L’autre enjeu est de replacer Marseille au centre des grandes décisions territoriales, mais aussi avoir voix au chapitre au niveau national. Avec les instances – Métropole, Département et Région – à droite politiquement, le nouveau maire de Marseille commence à « travailler ». « On va pousser politiquement. On veut et on a besoin des outils de transformation sociale, urbaine, logistique… », insiste-t-il.

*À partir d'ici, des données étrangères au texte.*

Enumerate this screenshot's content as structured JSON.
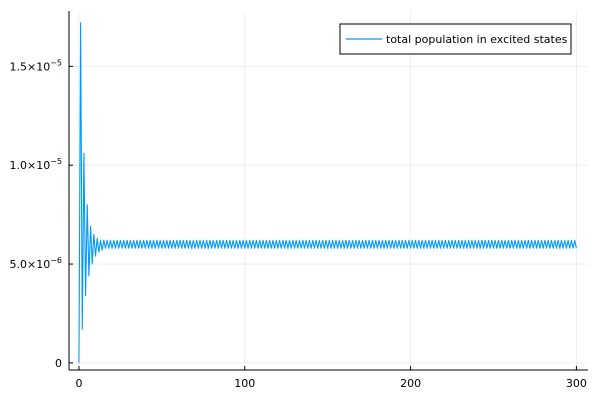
{
  "chart_data": {
    "type": "line",
    "title": "",
    "xlabel": "",
    "ylabel": "",
    "xlim": [
      -6,
      307
    ],
    "ylim": [
      -3.6e-07,
      1.78e-05
    ],
    "x_ticks": [
      {
        "value": 0,
        "label": "0"
      },
      {
        "value": 100,
        "label": "100"
      },
      {
        "value": 200,
        "label": "200"
      },
      {
        "value": 300,
        "label": "300"
      }
    ],
    "y_ticks": [
      {
        "value": 0,
        "label": "0"
      },
      {
        "value": 5e-06,
        "mantissa": "5.0×10",
        "exponent": "−6"
      },
      {
        "value": 1e-05,
        "mantissa": "1.0×10",
        "exponent": "−5"
      },
      {
        "value": 1.5e-05,
        "mantissa": "1.5×10",
        "exponent": "−5"
      }
    ],
    "grid": true,
    "legend_position": "top-right",
    "series": [
      {
        "name": "total population in excited states",
        "color": "#009af9",
        "x_end": 300,
        "steady_mean": 6e-06,
        "steady_amplitude": 2e-07,
        "oscillation_period": 2.0,
        "transient_points": [
          {
            "x": 0.0,
            "y": 0.0
          },
          {
            "x": 1.0,
            "y": 1.72e-05
          },
          {
            "x": 2.0,
            "y": 1.7e-06
          },
          {
            "x": 3.0,
            "y": 1.06e-05
          },
          {
            "x": 4.0,
            "y": 3.4e-06
          },
          {
            "x": 5.0,
            "y": 8e-06
          },
          {
            "x": 6.0,
            "y": 4.4e-06
          },
          {
            "x": 7.0,
            "y": 6.9e-06
          },
          {
            "x": 8.0,
            "y": 5e-06
          },
          {
            "x": 9.0,
            "y": 6.5e-06
          },
          {
            "x": 10.0,
            "y": 5.4e-06
          },
          {
            "x": 11.0,
            "y": 6.3e-06
          },
          {
            "x": 12.0,
            "y": 5.6e-06
          },
          {
            "x": 13.0,
            "y": 6.2e-06
          },
          {
            "x": 14.0,
            "y": 5.7e-06
          },
          {
            "x": 15.0,
            "y": 6.2e-06
          }
        ]
      }
    ]
  }
}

Pour exemple, le Printemps marseillais proposera à la présidente du Département une orientation pour les 100 millions d’euros de subventions qui devraient être votées cette année pour des projets marseillais. « Il serait antagoniste et incompréhensible que le Département vote contre l’avis de la Ville. On ne veut pas de ravalements de façade de cathédrale. C’est important, mais ce n’est pas la priorité. C’est pour nous l’habitat indigne, les écoles, l’aide aux plus fragiles… Si le Département veut aider Marseille, nous lui montrerons quel chemin emprunter pour le faire ».
Marseille attend également une oreille attentive de la part de l’État et une considération pour la deuxième ville de France. Pour Benoît Payan, « il n’est pas concevable que la capitale de cette région ne soit pas associée à la manière dont ce plan de relance doit être effectué », lâche-t-il ; en référence au Contrat d’avenir, signée lundi à Toulon, avec le président de la région Sud, Renaud Muselier et le chef du gouvernement, Jean Castex, d’où il est rentré contrarié. « Il y a deux jeux dans la vie : on peut jouer à « ni blanc, ni noir » ou à ne pas dire « Marseille ». Le Premier Ministre a gagné dans la deuxième catégorie. Il a réussi l’exploit de ne jamais citer Marseille ».
Ce lundi 11 janvier, Benoît Payan sera à Paris, à l’occasion du One Planet Summit, pour préparer le Congrès mondial de la nature qui aura lieu au mois de septembre au Parc Chanot. « Marseille existe, Marseille a décidé de changer de destin. C’est une ville qui mérite et qui nécessite toute l’attention du gouvernement et c’est ce que je redirai au Premier ministre ». Il tiendra le même discours au chef de l’État, même si aucun tête-à-tête n’est prévu à ce stade. Reste désormais à savoir si la méthode Payan séduira.